Sound Shirt helps deaf wearers “hear” music
June 10, 2016
Source: Advanced Textile Source
CuteCircuit has been an innovator in wearable technology for some time, making headlines, in particular, with spectacular stage costumes for superstar entertainers, such as Katy Perry. But the London-based tech-fashion firm also has a reputation for developing products meant to help the wearer do more than just look spectacular. Most recently, it has successfully tested a shirt that can help deaf people feel the music they cannot hear.
The design is an adaptation of a CuteCircuit concept called the Hug Shirt, a product the company has produced in many prototypes over the last decade. A German orchestra, the Jungen Symphoniker Hamburg, commissioned and then bought its latest version—the Sound Shirt. The shirt is connected to a computer system that picks up the audio from microphones placed at various points around the orchestra’s stage. It is filled with actuators that vibrate in relation to the intensity of the music being played in real time.
CuteCircuit CEO Ryan Genz told Fortune, “We mapped intuitively how we thought the music would map to the body. The deeper, heavier bass notes [activate the actuators] down in lower parts of torso, and the lighter sections, like violin and lighter notes, further up on the body, around the neck area and clavicle. As they’re watching the orchestra, they can see certain areas are more active than others; they feel sound waves in specific areas of the body, and within a few minutes understand there is a correlation.”

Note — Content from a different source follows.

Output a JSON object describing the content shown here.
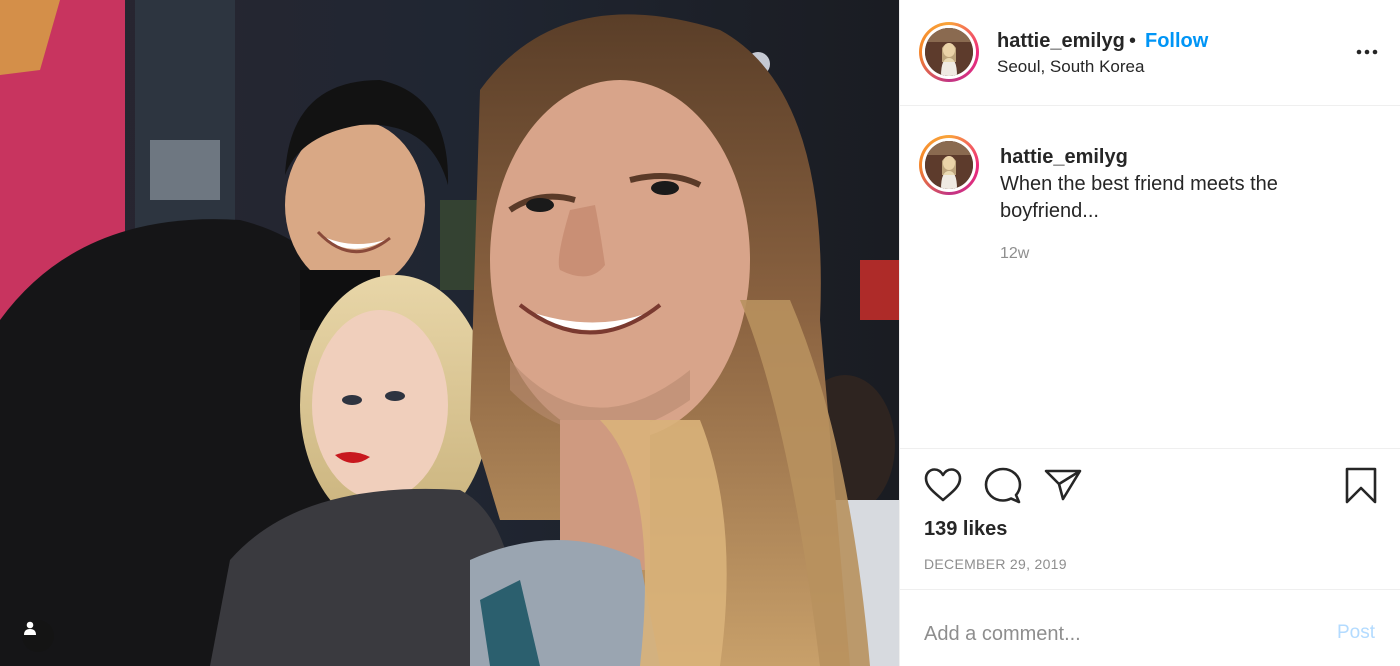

The Hug Shirt pairs with a mobile phone so people can remotely “hug” one another, with sensors and actuators reading and recreating the strength of touch, skin warmth and heart rates.) However, Genz said, CuteCircuit has “always seen it as something that could be used not just for sending hugs, but as a telecommunications product.”
Apart from the Sound Shirt, the firm also sees possible uses for its technology in gaming—Genz said it has several patents pending and awarded. Those earlier prototypes were mostly purchased by research labs and telecom firms, and now several more orchestras are lining up to get what the Jungen Symphoniker Hamburg bought.